Se voir attribuer ce surnom était un signe clair que DeSantis était un adversaire redoutable, a déclaré Fred Zeidman, un membre du conseil d’administration de la Coalition juive républicaine qui n’a pas encore soutenu de candidat. « C’est un gage d’honneur, dans la mesure où Trump vous a identifié comme un prétendant légitime à la présidence », a-t-il déclaré dans une interview.

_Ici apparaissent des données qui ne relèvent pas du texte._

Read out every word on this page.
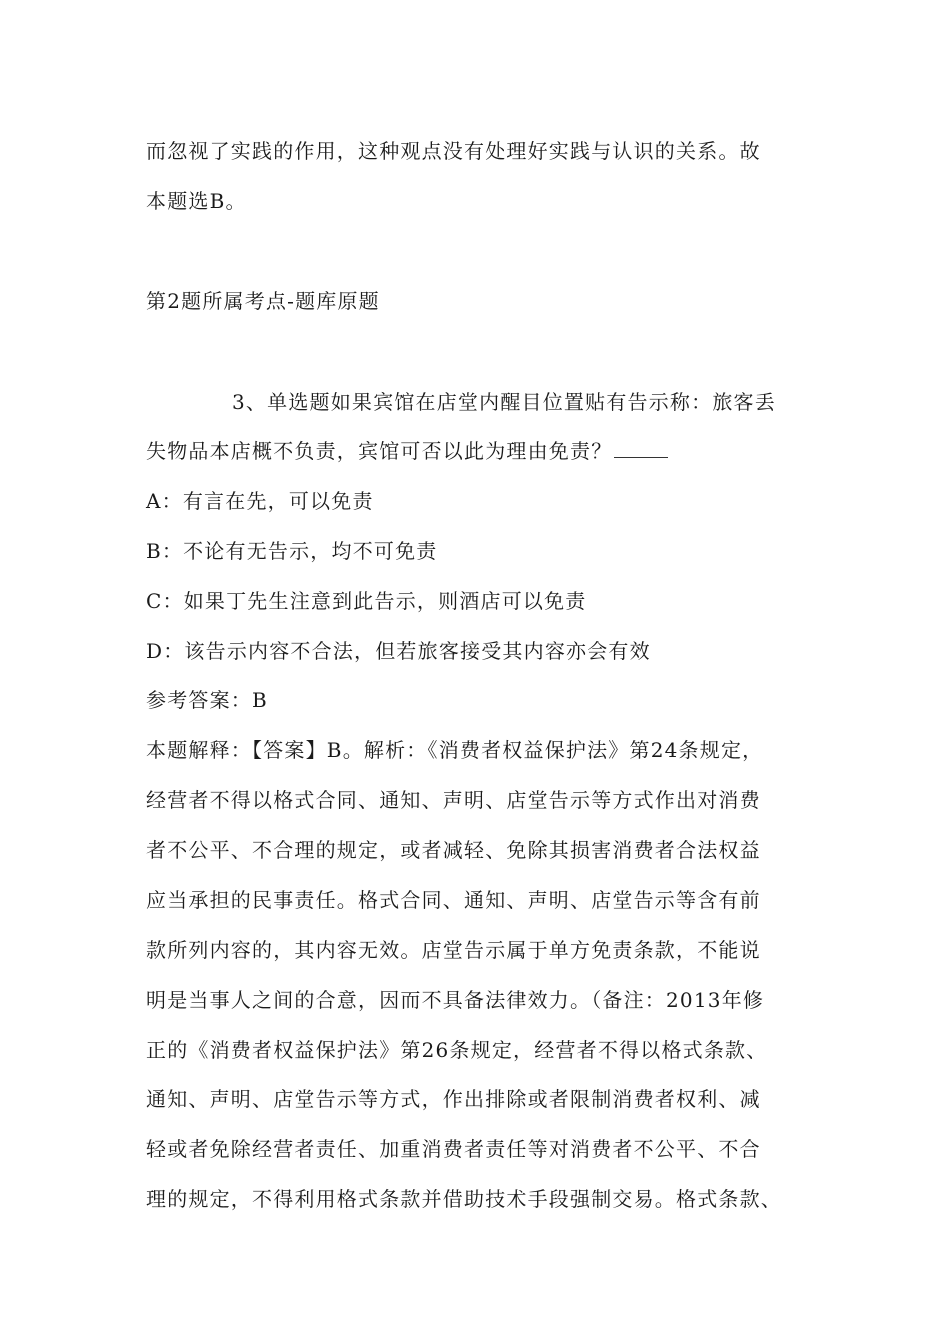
而忽视了实践的作用，这种观点没有处理好实践与认识的关系。故
本题选B。
第2题所属考点-题库原题
3、单选题如果宾馆在店堂内醒目位置贴有告示称：旅客丢
失物品本店概不负责，宾馆可否以此为理由免责？
A：有言在先，可以免责
B：不论有无告示，均不可免责
C：如果丁先生注意到此告示，则酒店可以免责
D：该告示内容不合法，但若旅客接受其内容亦会有效
参考答案：B
本题解释：【答案】B。解析：《消费者权益保护法》第24条规定，
经营者不得以格式合同、通知、声明、店堂告示等方式作出对消费
者不公平、不合理的规定，或者减轻、免除其损害消费者合法权益
应当承担的民事责任。格式合同、通知、声明、店堂告示等含有前
款所列内容的，其内容无效。店堂告示属于单方免责条款，不能说
明是当事人之间的合意，因而不具备法律效力。（备注：2013年修
正的《消费者权益保护法》第26条规定，经营者不得以格式条款、
通知、声明、店堂告示等方式，作出排除或者限制消费者权利、减
轻或者免除经营者责任、加重消费者责任等对消费者不公平、不合
理的规定，不得利用格式条款并借助技术手段强制交易。格式条款、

Pourtant, même DeSantis n’était pas un successeur évident de Trump. La Coalition juive républicaine se rend généralement aux conférences de l’année de campagne avec une idée claire des membres de son conseil d’administration qui soutiennent tel ou tel candidat, puis elle transmet le message aux républicains juifs qui doivent être contactés pour rejoindre une campagne potentielle.
Mais cela ne s’est pas produit cette année, et c’est à cause de Trump. Les républicains juifs sont toujours à la recherche de candidats, a déclaré Ari Fleischer, l’ancien porte-parole de l’administration de George W. Bush, qui est membre du conseil d’administration de la Coalition juive républicaine et qui n’a pas non plus soutenu de candidat, lors d’un entretien avec des journalistes.
Trump est un sujet tabou pour la Coalition juive républicaine, a expliqué Fleischer, juste après l’allocution de Trump. « Cela ne fait aucun doute. »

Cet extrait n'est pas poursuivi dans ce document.